Forestier raconte d'ailleurs cette anecdote où de jeunes artistes avaient justement organisé, bien plus tard, un concert contre la peine de mort.
Ils avaient invité Brassens qui gentiment avait décliné, arguant du fait qu’il n’était pas à son aise dans les grandes kermesses et que sa présence n’apporterait pas grand-chose de plus à cette manifestation qu’il soutenait de tout cœur.
A force d’insistance et pour faire finalement plaisir à ces sympathiques chevelus, Brassens consentit tout de même à faire une brève apparition, mais hors affiche.
Ce fut bref. Le poète moustachu offrit deux titres, le pied sur son éternelle chaise et aux lèvres le non moins éternel sourire, avant de céder précipitamment la vedette aux jeunes.
Ce fut même bien trop bref.
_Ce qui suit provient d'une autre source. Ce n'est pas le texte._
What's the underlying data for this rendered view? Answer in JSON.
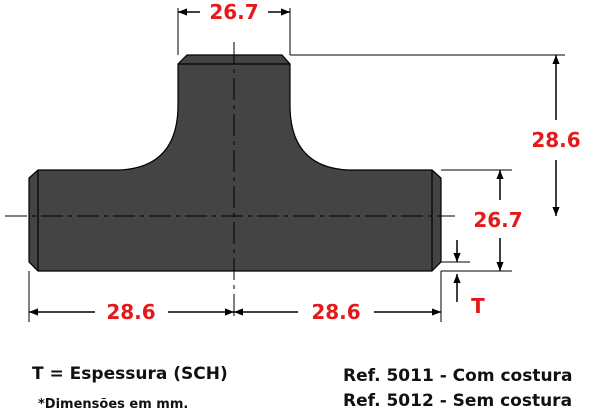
{
  "dimensions": {
    "top_width": "26.7",
    "branch_height": "28.6",
    "run_height": "26.7",
    "left_half": "28.6",
    "right_half": "28.6",
    "thickness": "T"
  },
  "notes": {
    "thickness_legend": "T = Espessura (SCH)",
    "dimensions_note": "*Dimensões em mm.",
    "ref_seamed": "Ref. 5011 - Com costura",
    "ref_seamless": "Ref. 5012 - Sem costura"
  },
  "colors": {
    "body_fill": "#444444",
    "dimension_text": "#e5191a",
    "lines": "#000000"
  }
}
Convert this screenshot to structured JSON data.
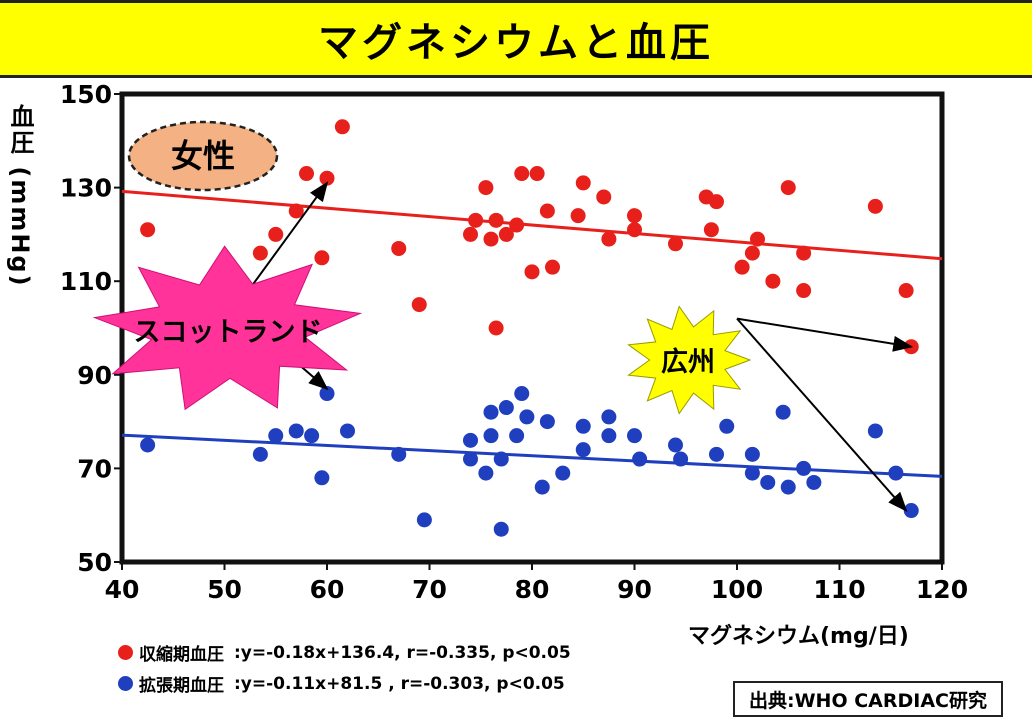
{
  "title": "マグネシウムと血圧",
  "source": "出典:WHO CARDIAC研究",
  "chart_data": {
    "type": "scatter",
    "title": "マグネシウムと血圧",
    "xlabel": "マグネシウム(mg/日)",
    "ylabel": "血圧 (mmHg)",
    "xlim": [
      40,
      120
    ],
    "ylim": [
      50,
      150
    ],
    "x_ticks": [
      "40",
      "50",
      "60",
      "70",
      "80",
      "90",
      "100",
      "110",
      "120"
    ],
    "y_ticks": [
      "50",
      "70",
      "90",
      "110",
      "130",
      "150"
    ],
    "grid": false,
    "panel_label": "女性",
    "series": [
      {
        "name": "収縮期血圧",
        "color": "#e8201c",
        "legend": ":y=-0.18x+136.4, r=-0.335, p<0.05",
        "trend": {
          "slope": -0.18,
          "intercept": 136.4
        },
        "points": [
          [
            42.5,
            121
          ],
          [
            53.5,
            116
          ],
          [
            55,
            120
          ],
          [
            57,
            125
          ],
          [
            58,
            133
          ],
          [
            60,
            132
          ],
          [
            61.5,
            143
          ],
          [
            59.5,
            115
          ],
          [
            67,
            117
          ],
          [
            69,
            105
          ],
          [
            74,
            120
          ],
          [
            74.5,
            123
          ],
          [
            75.5,
            130
          ],
          [
            76,
            119
          ],
          [
            76.5,
            123
          ],
          [
            77.5,
            120
          ],
          [
            76.5,
            100
          ],
          [
            78.5,
            122
          ],
          [
            79,
            133
          ],
          [
            80.5,
            133
          ],
          [
            80,
            112
          ],
          [
            81.5,
            125
          ],
          [
            82,
            113
          ],
          [
            84.5,
            124
          ],
          [
            85,
            131
          ],
          [
            87,
            128
          ],
          [
            87.5,
            119
          ],
          [
            90,
            124
          ],
          [
            90,
            121
          ],
          [
            94,
            118
          ],
          [
            97,
            128
          ],
          [
            98,
            127
          ],
          [
            97.5,
            121
          ],
          [
            100.5,
            113
          ],
          [
            101.5,
            116
          ],
          [
            102,
            119
          ],
          [
            103.5,
            110
          ],
          [
            105,
            130
          ],
          [
            106.5,
            116
          ],
          [
            106.5,
            108
          ],
          [
            113.5,
            126
          ],
          [
            116.5,
            108
          ],
          [
            117,
            96
          ]
        ]
      },
      {
        "name": "拡張期血圧",
        "color": "#1f3fbf",
        "legend": ":y=-0.11x+81.5 , r=-0.303, p<0.05",
        "trend": {
          "slope": -0.11,
          "intercept": 81.5
        },
        "points": [
          [
            42.5,
            75
          ],
          [
            53.5,
            73
          ],
          [
            55,
            77
          ],
          [
            57,
            78
          ],
          [
            58.5,
            77
          ],
          [
            59.5,
            68
          ],
          [
            60,
            86
          ],
          [
            62,
            78
          ],
          [
            67,
            73
          ],
          [
            69.5,
            59
          ],
          [
            74,
            76
          ],
          [
            74,
            72
          ],
          [
            75.5,
            69
          ],
          [
            76,
            82
          ],
          [
            76,
            77
          ],
          [
            77,
            72
          ],
          [
            77,
            57
          ],
          [
            77.5,
            83
          ],
          [
            78.5,
            77
          ],
          [
            79,
            86
          ],
          [
            79.5,
            81
          ],
          [
            81,
            66
          ],
          [
            81.5,
            80
          ],
          [
            83,
            69
          ],
          [
            85,
            79
          ],
          [
            85,
            74
          ],
          [
            87.5,
            81
          ],
          [
            87.5,
            77
          ],
          [
            90,
            77
          ],
          [
            90.5,
            72
          ],
          [
            94,
            75
          ],
          [
            94.5,
            72
          ],
          [
            98,
            73
          ],
          [
            99,
            79
          ],
          [
            101.5,
            73
          ],
          [
            101.5,
            69
          ],
          [
            103,
            67
          ],
          [
            104.5,
            82
          ],
          [
            105,
            66
          ],
          [
            106.5,
            70
          ],
          [
            107.5,
            67
          ],
          [
            113.5,
            78
          ],
          [
            115.5,
            69
          ],
          [
            117,
            61
          ]
        ]
      }
    ],
    "annotations": [
      {
        "text": "スコットランド",
        "from": [
          51,
          104
        ],
        "to": [
          [
            60,
            131
          ],
          [
            60,
            87
          ]
        ]
      },
      {
        "text": "広州",
        "from": [
          100,
          102
        ],
        "to": [
          [
            117,
            96
          ],
          [
            116.5,
            61
          ]
        ]
      }
    ]
  }
}
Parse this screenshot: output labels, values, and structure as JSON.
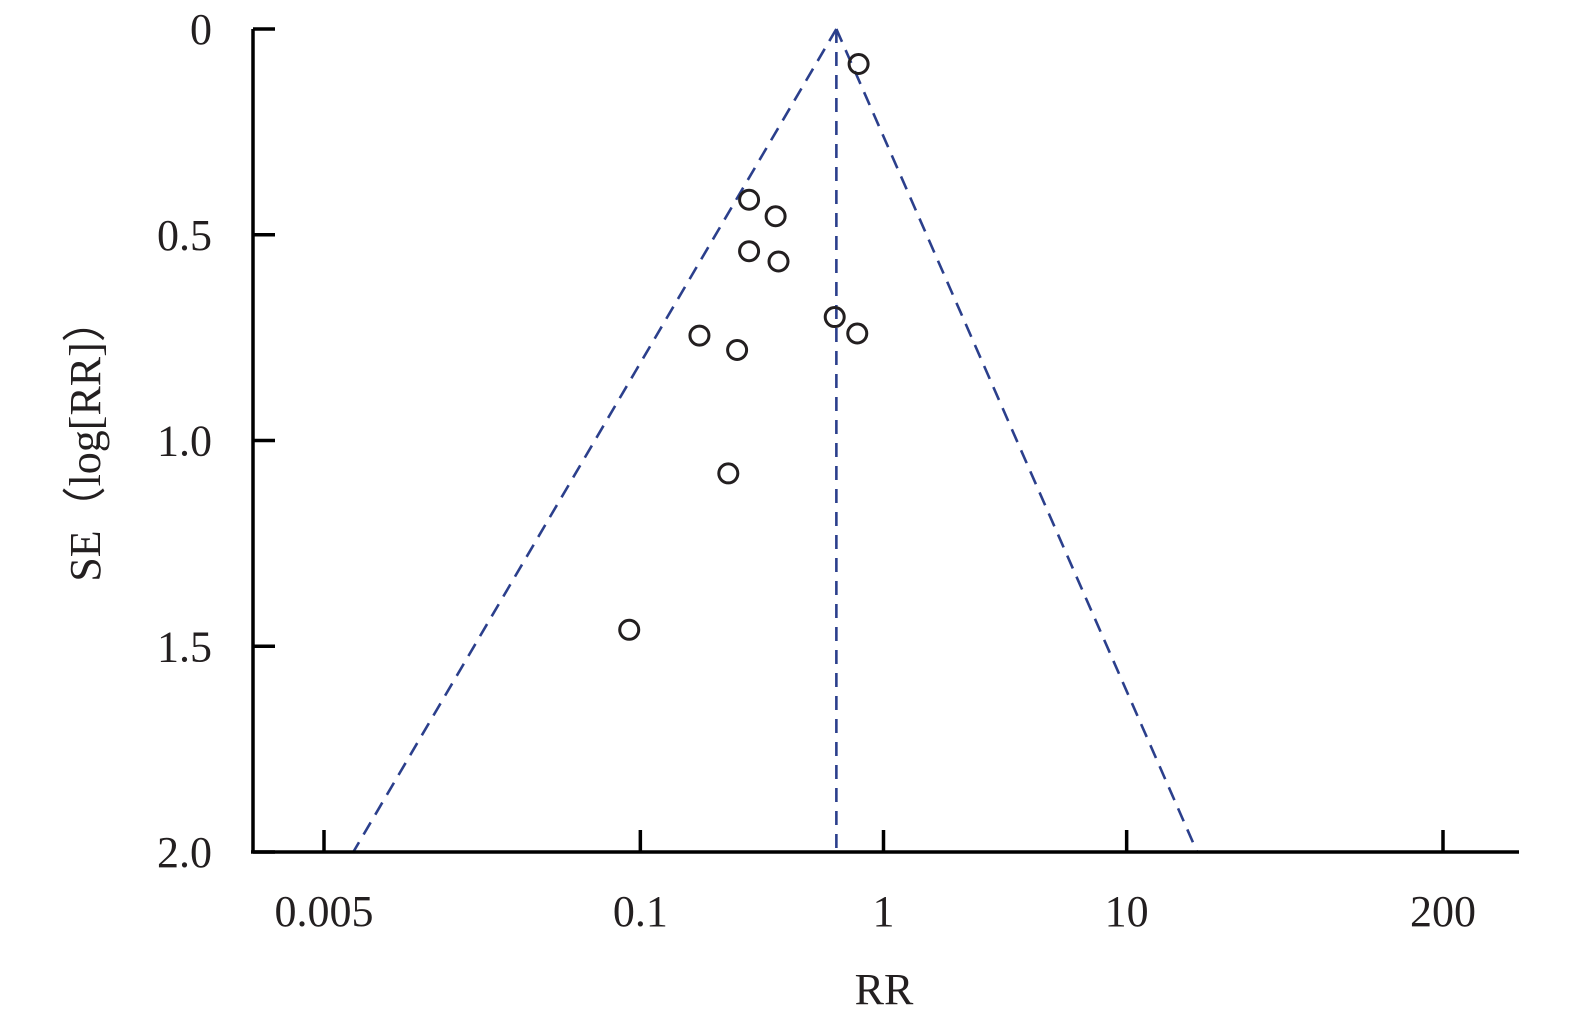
{
  "chart_data": {
    "type": "scatter",
    "title": "",
    "xlabel": "RR",
    "ylabel": "SE（log[RR]）",
    "x_scale": "log",
    "xlim": [
      0.003,
      350
    ],
    "ylim": [
      0,
      2.0
    ],
    "y_inverted": true,
    "x_ticks": [
      {
        "value": 0.005,
        "label": "0.005"
      },
      {
        "value": 0.1,
        "label": "0.1"
      },
      {
        "value": 1,
        "label": "1"
      },
      {
        "value": 10,
        "label": "10"
      },
      {
        "value": 200,
        "label": "200"
      }
    ],
    "y_ticks": [
      {
        "value": 0,
        "label": "0"
      },
      {
        "value": 0.5,
        "label": "0.5"
      },
      {
        "value": 1.0,
        "label": "1.0"
      },
      {
        "value": 1.5,
        "label": "1.5"
      },
      {
        "value": 2.0,
        "label": "2.0"
      }
    ],
    "pooled_rr": 0.64,
    "funnel": {
      "apex_se": 0,
      "base_se": 2.0,
      "base_left_rr": 0.0066,
      "base_right_rr": 19.5
    },
    "points": [
      {
        "x": 0.79,
        "y": 0.085
      },
      {
        "x": 0.28,
        "y": 0.415
      },
      {
        "x": 0.36,
        "y": 0.455
      },
      {
        "x": 0.28,
        "y": 0.54
      },
      {
        "x": 0.37,
        "y": 0.565
      },
      {
        "x": 0.63,
        "y": 0.7
      },
      {
        "x": 0.78,
        "y": 0.74
      },
      {
        "x": 0.175,
        "y": 0.745
      },
      {
        "x": 0.25,
        "y": 0.78
      },
      {
        "x": 0.23,
        "y": 1.08
      },
      {
        "x": 0.09,
        "y": 1.46
      }
    ],
    "colors": {
      "funnel": "#2b3f8c",
      "points": "#231f20",
      "axes": "#000000"
    },
    "grid": false,
    "legend": "none"
  }
}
Le public se leva, réclama, appela, se bouscula, hua, à tel point qu’on rattrapa Brassens qui déjà s’était installé au volant de sa voiture et qu’on le supplia de remonter, sans quoi la soirée  risquait de tourner à l’émeute.
On remit la chaise en place et Brassens interpréta, magistral, Le Gorille. Il y eut alors quelques secondes d’un silence pathétique avant le tonnerre d’applaudissements, sitôt  qu'il eut conclu :
« Comme l‘homme auquel le jour même il avait fait trancher le cou ! »
Emu, Forestier se souvient. « Tous avons su alors pourquoi il était venu. Mais pour cela, il nous a fallu attendre le dernier vers. Pour ne pas nous faire de l’ombre, à nous, jeunes artistes engagés…»

Ce fut la seule contribution  de Brassens à un concert militant et c’est vrai que le dernier vers tombait comme un couperet. C’est d’ailleurs l’unique fois, si ma mémoire ne me joue pas un sale tour, où Brassens dans ses poèmes fait directement allusion à cette horreur sanglante que fut la guillotine.
L’inconditionnel de Villon quand il évoque le châtiment suprême parle de la pendaison, que ce soit dans la Mauvaise réputation, la Messe au pendu, Celui qui a mal tourné, le Moyenâgeux, les Quatre bacheliers, le Grand chêne, Mourir pour des idées ou , magnifique, le Verger du roi Louis de Théodore de Banville.

Le temps est un faux-jeton et commet force erreurs de parallaxe.
« Plus de danse macabre autour des échafauds » et " Car enfin la Camarde n'a pas besoin qu'on lui tienne la faux", qui déjà peuvent nous paraître surannés,ont été écrits dix ans, oui, dix ans avant l’abolition de la peine de mort !
Pas engagé Brassens ? Je ne suis pourtant pas certain que les visions des poètes de cette fin  2007 portent aussi loin leurs lumières et leurs exigences humanistes.